Her research focuses on developing new approaches for developmental neurotoxicity testing and understanding gene–environment interactions in autism. She promotes the concept of organoid intelligence as a new field for studying learning and memory using an in vitro brain model.
Dr Smirnova is a co-organiser of a series of conferences on microphysiological systems (MPS) and a co-founder of the International MPS Society, where she served as founding president and is currently past president.
Danilo Tagle – Senior Scientific Advisor on Regulatory and Translational Research at the National Center for Advancing Translational Sciences (NCATS) of the National Institutes of Health (NIH).
Danilo Tagle is currently Senior Scientific Advisor on Regulatory and Translational Research at the National Center for Advancing Translational Sciences (NCATS) of the National Institutes of Health (NIH). He recently retired as Director of the Office of Special Initiatives, where he led efforts to develop innovative tools and technologies that can greatly accelerate the development of diagnostics and therapeutics.
These programmes involve interdisciplinary collaborations between the intramural and extramural components of NIH and entail partnerships with other agencies such as FDA, NASA and DARPA, as well as with the private sector. The programmes include tissue chips, 3D bioprinting, automated chemistry, electronic nose technology for disease diagnosis, quantum technologies and the isolation and analysis of exosomes for biomarker and therapy development. He has served on numerous advisory and review committees, including the Biological and Physical Sciences Federal Advisory Committee, the White House OSTP Microgravity Science and Technology Interagency Working Group, the International MPS Society Board and, more recently, the LabCorp NAM Scientific Advisory Board.
Dan obtained his PhD and MSc in molecular biology and genetics from Wayne State University School of Medicine.
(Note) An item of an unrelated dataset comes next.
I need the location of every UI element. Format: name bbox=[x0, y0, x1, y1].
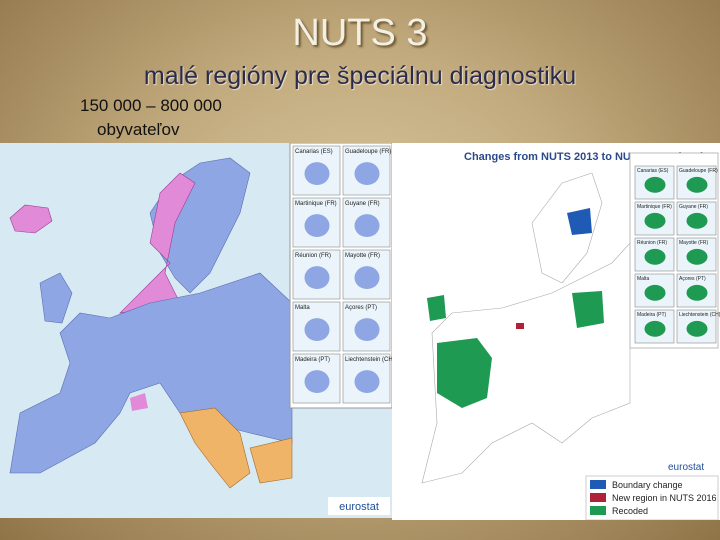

He was an NIH National Research Service Award postdoctoral fellow in human genetics at the University of Michigan.
Dan has authored many scientific publications and received numerous awards, including several NIH Director’s Awards and, more recently, the Roscoe O Brady Award for Innovation and Accomplishment, the Henry J Heimlich Award for Innovative Medicine, the Department of Health and Human Services Secretary’s Award for Distinguished Service: Rapid Acceleration of Diagnostics (RADx) Initiative and the NASA Silver Group Achievement Award.
Is the panel discussion free?
Yes – there is no charge to watch the panel discussion, either live or on-demand.
When will the panel discussion take place?
The webinar will be taking place on 24th June 2026 at 2pm.
Can I watch it later?
The panel discussion will become available to watch on-demand shortly after the live webinar takes place.
What are the benefits of attending live?
You’ll be able to ask the speakers your questions, which will be answered live in the Q&A towards the end of the session.
How long will the panel discussion be?
This panel discussion will last up to an hour.
What do I need to watch this panel discussion?
All you need is a computer with an internet connection. We recommend using headphones if possible if you’re in an office environment.